Poi, ma qui è solo una scelta stilistica, nella frase «Il giovane si alzò in piedi e cominciò ad aggirarsi tra i triclinia, con le braccia piegate dietro la schiena. «Ma, in realtà, possono credere quello che vogliono» decretò, in tono più calmo. «Purché non cerchino di convincere me delle loro idee strampalate!», io avrei utilizzato le lineette, per mostrare l’inciso che hai usato senza spezzare la continuità del discorso. Così : «Il giovane si alzò in piedi e cominciò ad aggirarsi tra i triclinia, con le braccia piegate dietro la schiena. «Ma, in realtà, possono credere quello che vogliono! - decretò, in tono più calmo - Purché non cerchino di convincere me delle loro idee strampalate!». 
Un piccolo errore di vocabolario: “ribattere contro” è ridondante e sbagliato, meglio “contro ribattere”, oppure “ribattere a”, che è più che sufficiente. 
Concludendo, credo tu abbia capito: mi è piaciuta immensamente. Il pezzo in cui attacca la statua è molto michelangiolesco, ma efficace, ottimo modo per introdurre Appollonio. E il finale… oh beh. In linea con tutta la storia: efficace, pulito, capace di portare il lettore a chiedersi come andrà avanti la storia. Complimenti, davvero. 
Voto 9: vedasi sopra: sono cresciuta in un liceo che mi ha inculcato l’inesistenza del dieci. Ottimo lavoro, quelle che ti ho fatto notare credo siano davvero leggerissime sbavature che non inficiano la piacevolezza della lettura. 
p.s.
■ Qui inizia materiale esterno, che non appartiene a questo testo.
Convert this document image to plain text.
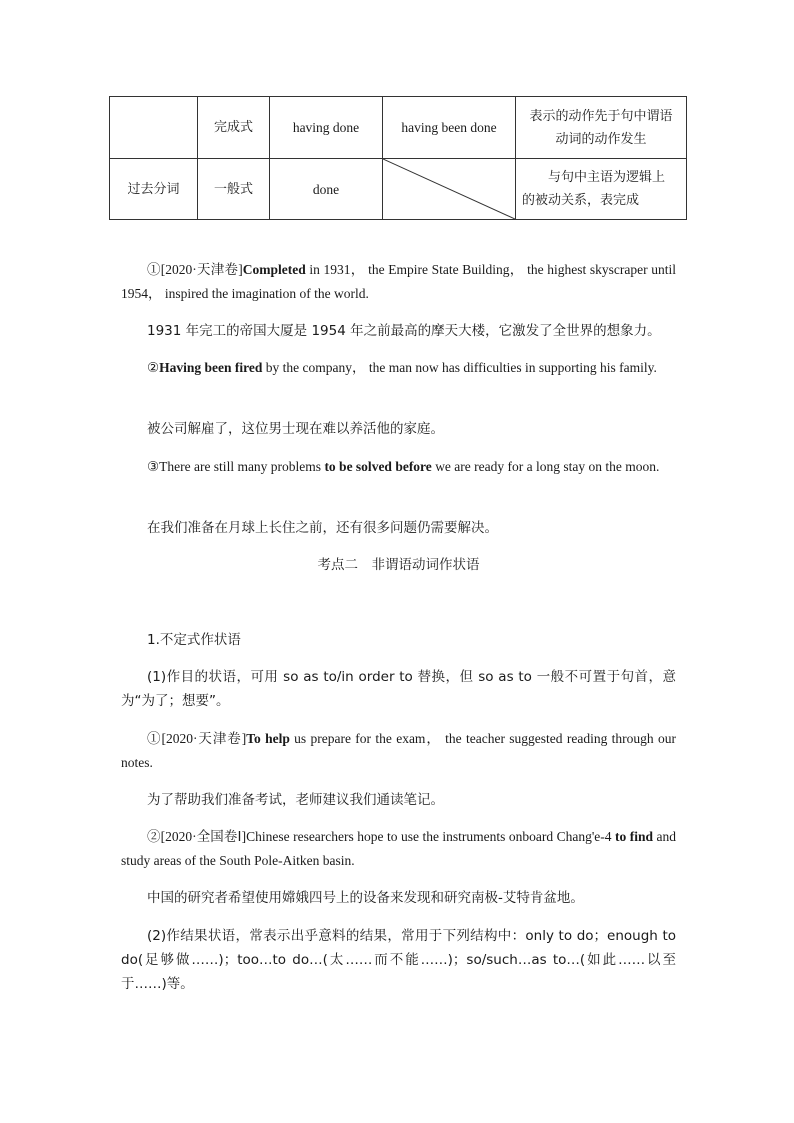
	完成式	having done	having been done	表示的动作先于句中谓语
动词的动作发生

过去分词	一般式	done		与句中主语为逻辑上
的被动关系，表完成
①[2020·天津卷]Completed in 1931， the Empire State Building， the highest skyscraper until 1954， inspired the imagination of the world.
1931 年完工的帝国大厦是 1954 年之前最高的摩天大楼，它激发了全世界的想象力。
②Having been fired by the company， the man now has difficulties in supporting his family.
被公司解雇了，这位男士现在难以养活他的家庭。
③There are still many problems to be solved before we are ready for a long stay on the moon.
在我们准备在月球上长住之前，还有很多问题仍需要解决。
考点二　非谓语动词作状语
1.不定式作状语
(1)作目的状语，可用 so as to/in order to 替换，但 so as to 一般不可置于句首，意为“为了；想要”。
①[2020·天津卷]To help us prepare for the exam， the teacher suggested reading through our notes.
为了帮助我们准备考试，老师建议我们通读笔记。
②[2020·全国卷Ⅰ]Chinese researchers hope to use the instruments onboard Chang'e-4 to find and study areas of the South Pole-Aitken basin.
中国的研究者希望使用嫦娥四号上的设备来发现和研究南极-艾特肯盆地。
(2)作结果状语，常表示出乎意料的结果，常用于下列结构中：only to do；enough to do(足够做……)；too…to do…(太……而不能……)；so/such…as to…(如此……以至于……)等。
One-shot : ) un colpo, non one short… anche perchè, a volte, le shot sono DAVVERO lunghe! 


Mi sento di aggiungere, ancora una volta, i complimenti per lo stile che riesce ad essere estremamente complesso pur rimanendo fluido e scorrevole e per il tuo riuscire a buttare qui e là citazione, termini aulici e latinismi con la nonchalanche con cui la Streep porta un Valentino. E, per di più, in una storia storica (passami la cacofonia). Non solo storica, perfino agiografica... Strepitosa!

Recensione alla storia Ulysses - 17/09/11, ore 13:35
Capitolo 1: Prologo
Ammetto: non è stato la presentazione a rapirmi, nè il vedere "storico" alla base della stessa, nella pagina delle storie su EFP. Quello che mi ha portato a cliccare senza accorgermene è il titolo...
adoro la figura di Ulisse. Sia l'originale greco, sia l'omonimo irlandese.
E già dal prologo vedo di aver fatto un'ottima scelta... la delicatezza delle descrizioni è incantevole - più che descrizioni sono poi veri e propri stati d'animo messi a nudo così, con il solo sfondo del verde e della piana scozzese. Tempo e fisicità si intrecciano per far capire cosa sentono i protagonisti. Ma i complimenti più sentiti non vanno a questo nè alla maestria nello scrivere (hai uno stile ineccepibile...una rarità, qui sopra, ormai!)...quanto all'essere riuscita a trasportare la vicenda omerica in un contesto diverso, pur rendendolo pressochè uguale. Una guerra, di cui si sapeva poco. Il richiamo per servire la patria...non voluto. Anche in Omero il paesaggio la fa da padrone e le ambientazioni sono una sorta di "personaggio dietro i personaggi": qui ritrovo la stessa caratteristica. Complimentissimi, chapeau!